Opinión

Acuamed y Fitonovo

Acuamed y Fitonovo

Resulta curioso que el PSOE no haya explicado nada del caso que afecta a sus dos ex alcaldes y pida explicaciones sobre el caso Acuamed

Muchas veces los políticos, y los que no son políticos, nos piden a los que tenemos la oportunidad de informar a los ciudadanos a través de algún medio de comunicación, que lo hagamos con rigor, de manera imparcial y dejando a un lado las opiniones. Y llevan razón, pero los que estamos al otro lado de la pantalla, del micrófono o de las páginas de un diario, tenemos también la obligación de contar las cosas como son, y no como quieren los políticos que sean. Y eso, ya no gusta tanto.

El caso Acuamed, que ha salpicado a Algeciras por la forma en la que según el ex director general, ha sido adjudicada la obra, se ha convertido en un escenario propicio para el cruce de acusaciones y reproches, pero que tiene un trasfondo que el PP no sabe explicar, y que la oposición, en este caso el PSOE, no quiere reconocer.

La obra es una realidad por la insistencia del alcalde de Algeciras, José Ignacio Landaluce, quien según todos los ministros, secretarios generales, directores y altos cargos del Partido Popular, incluido el mismísimo presidente del Gobierno en funciones, Mariano Rajoy, "es un coñazo". Así de rotundo lo dijo un alto cargo del PP en una comida con los medios hace unos meses, y es que todos reconocen como Landaluce los persigue por los pasillos del Congreso siempre "con Algeciras en la boca".

¿Que se ha adjudicado de manera "un poco en falso"? Eso es algo que tendrán que investigar los tribunales de justicia, quienes en todo caso apuntan a Acuamed, adjudicataria de la obra, y no ni el alcalde, ni al Ayuntamiento de Algeciras.

Pero claro, para el PSOE local, para Fernando Silva, reconocer esto es perder la oportunidad de atizar al alcalde. Si ya le atiza cuando ve una papelera llena en Getares o una baldosa rota en la Plaza Alta, imagínense como se relamería cuando vio el nombre del alcalde relacionado con Acuamed y en un periódico de tirada nacional.

Da igual si el alcalde convocó a los portavoces en tiempo récord, da igual que se hayan ofrecido explicaciones, da igual lo que se haga, Fernando Silva y el PSOE quieren sangre, y no les valdrá nada de lo que se les diga. Ellos dicen que quieres saber más, que los ciudadanos tenemos derecho a saber, que ellos quieren solo que se garantice la limpieza del proceso..., y nosotros los medios debemos trasladarles todo eso. Y lo hacemos, pero me van a permitir que les recuerde algo.

El alcalde, José Ignacio Landaluce, está limpio, no está imputado, ni investigado, y el Ayuntamiento de Algeciras no participa del proceso de adjudicación de la obra de los colectores. En cambio, los dos ex alcaldes del PSOE, Tomas Herrera y Diego Sánchez Rull, a los que curiosamente asesoraba Fernando Silva, están imputados, investigados, con hasta cinco cargos a sus espaldas y fianzas millonarias por el caso de la adjudicación del Body Factory a la empresa Fitonovo, en un proceso en el que participó el Ayuntamiento de Algeciras y donde tres técnicos también están imputados.

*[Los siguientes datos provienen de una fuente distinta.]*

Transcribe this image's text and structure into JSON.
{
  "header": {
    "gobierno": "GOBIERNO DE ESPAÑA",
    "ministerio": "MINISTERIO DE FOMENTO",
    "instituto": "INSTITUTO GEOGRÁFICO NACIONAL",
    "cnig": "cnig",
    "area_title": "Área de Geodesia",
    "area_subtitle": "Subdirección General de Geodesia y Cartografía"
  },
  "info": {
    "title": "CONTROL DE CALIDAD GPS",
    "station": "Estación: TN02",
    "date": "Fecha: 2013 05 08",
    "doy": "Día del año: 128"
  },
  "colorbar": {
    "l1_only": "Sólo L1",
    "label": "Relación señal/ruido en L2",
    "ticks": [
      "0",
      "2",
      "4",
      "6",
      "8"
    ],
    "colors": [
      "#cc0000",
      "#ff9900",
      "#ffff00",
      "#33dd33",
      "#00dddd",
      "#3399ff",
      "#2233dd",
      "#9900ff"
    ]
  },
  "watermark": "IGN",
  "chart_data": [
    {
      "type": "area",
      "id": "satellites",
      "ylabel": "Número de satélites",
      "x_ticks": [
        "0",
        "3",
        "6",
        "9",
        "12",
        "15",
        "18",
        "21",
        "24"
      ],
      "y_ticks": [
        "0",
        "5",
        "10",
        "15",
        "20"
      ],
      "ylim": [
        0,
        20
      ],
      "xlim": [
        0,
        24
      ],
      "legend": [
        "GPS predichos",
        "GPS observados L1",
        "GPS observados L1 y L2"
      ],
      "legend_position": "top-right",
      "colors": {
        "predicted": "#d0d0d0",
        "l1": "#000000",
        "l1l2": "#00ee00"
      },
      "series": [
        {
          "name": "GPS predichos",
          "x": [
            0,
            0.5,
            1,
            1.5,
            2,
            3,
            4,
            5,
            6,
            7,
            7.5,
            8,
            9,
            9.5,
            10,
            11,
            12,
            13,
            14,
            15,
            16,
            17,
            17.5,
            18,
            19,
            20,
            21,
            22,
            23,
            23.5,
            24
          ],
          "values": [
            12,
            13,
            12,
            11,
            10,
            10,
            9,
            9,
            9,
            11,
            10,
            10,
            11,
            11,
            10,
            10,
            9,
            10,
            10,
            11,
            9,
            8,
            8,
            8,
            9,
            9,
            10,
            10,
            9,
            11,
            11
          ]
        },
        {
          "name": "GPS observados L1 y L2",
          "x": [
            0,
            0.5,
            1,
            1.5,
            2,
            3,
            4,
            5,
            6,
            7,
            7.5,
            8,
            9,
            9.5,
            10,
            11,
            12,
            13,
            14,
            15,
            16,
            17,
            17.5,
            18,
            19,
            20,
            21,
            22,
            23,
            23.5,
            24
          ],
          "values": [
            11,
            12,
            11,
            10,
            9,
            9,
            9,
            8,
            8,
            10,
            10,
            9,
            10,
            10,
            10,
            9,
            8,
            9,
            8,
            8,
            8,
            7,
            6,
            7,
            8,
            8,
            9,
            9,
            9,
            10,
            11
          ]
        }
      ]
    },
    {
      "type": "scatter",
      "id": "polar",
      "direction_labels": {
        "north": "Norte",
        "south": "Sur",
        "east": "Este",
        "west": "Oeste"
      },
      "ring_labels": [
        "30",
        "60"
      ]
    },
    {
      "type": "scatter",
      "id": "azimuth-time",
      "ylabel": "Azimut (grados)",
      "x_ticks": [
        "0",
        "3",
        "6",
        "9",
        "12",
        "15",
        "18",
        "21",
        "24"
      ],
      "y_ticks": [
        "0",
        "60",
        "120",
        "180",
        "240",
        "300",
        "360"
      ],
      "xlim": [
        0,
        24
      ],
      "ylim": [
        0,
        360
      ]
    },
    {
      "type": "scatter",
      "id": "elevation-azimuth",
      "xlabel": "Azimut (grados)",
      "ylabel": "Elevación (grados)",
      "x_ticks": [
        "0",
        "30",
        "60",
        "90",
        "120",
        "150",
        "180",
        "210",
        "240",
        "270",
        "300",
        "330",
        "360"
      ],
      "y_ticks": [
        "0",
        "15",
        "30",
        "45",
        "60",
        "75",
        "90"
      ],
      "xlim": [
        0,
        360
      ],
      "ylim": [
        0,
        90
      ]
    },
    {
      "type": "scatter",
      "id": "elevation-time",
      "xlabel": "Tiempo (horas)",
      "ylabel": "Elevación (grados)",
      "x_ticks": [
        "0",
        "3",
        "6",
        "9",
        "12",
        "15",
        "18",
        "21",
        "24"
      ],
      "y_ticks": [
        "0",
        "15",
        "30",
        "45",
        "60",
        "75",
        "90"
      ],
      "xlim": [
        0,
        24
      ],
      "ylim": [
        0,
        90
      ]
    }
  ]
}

El caso Madeja, del que es pieza separada la Operación Enredadera donde se enmarca la investigación a Fitonovo, se lleva instruyendo desde 2015 en la Audiencia Nacional en Madrid, y no he visto al señor Fernando Silva dar ni una sola explicación sobre este caso, ni exigir dimisiones (la suya propia, por ejemplo), ni pedir comisiones de investigación..., nada, le importa un comino lo que sus compañeros de partido hayan hecho, no le importa la repercusión que tiene para la ciudad, y se ha limitado a pedir respeto por la presunción de inocencia de sus dos ex jefes.

La misma presunción de inocencia que no pide ahora para un alcalde de Algeciras, cuyo único delito ha sido ser un "coñazo" pidiendo para su ciudad las mejoras que el PSOE en ocho años de gobierno en Madrid, Sevilla, Cádiz, Algeciras y Mancomunidad, fueron incapaces de conseguir.

Esto, se pongan como se pongan, es rigor, imparcialidad y contar la verdad, la única verdad y nada más que la verdad. Y los datos son irrefutables.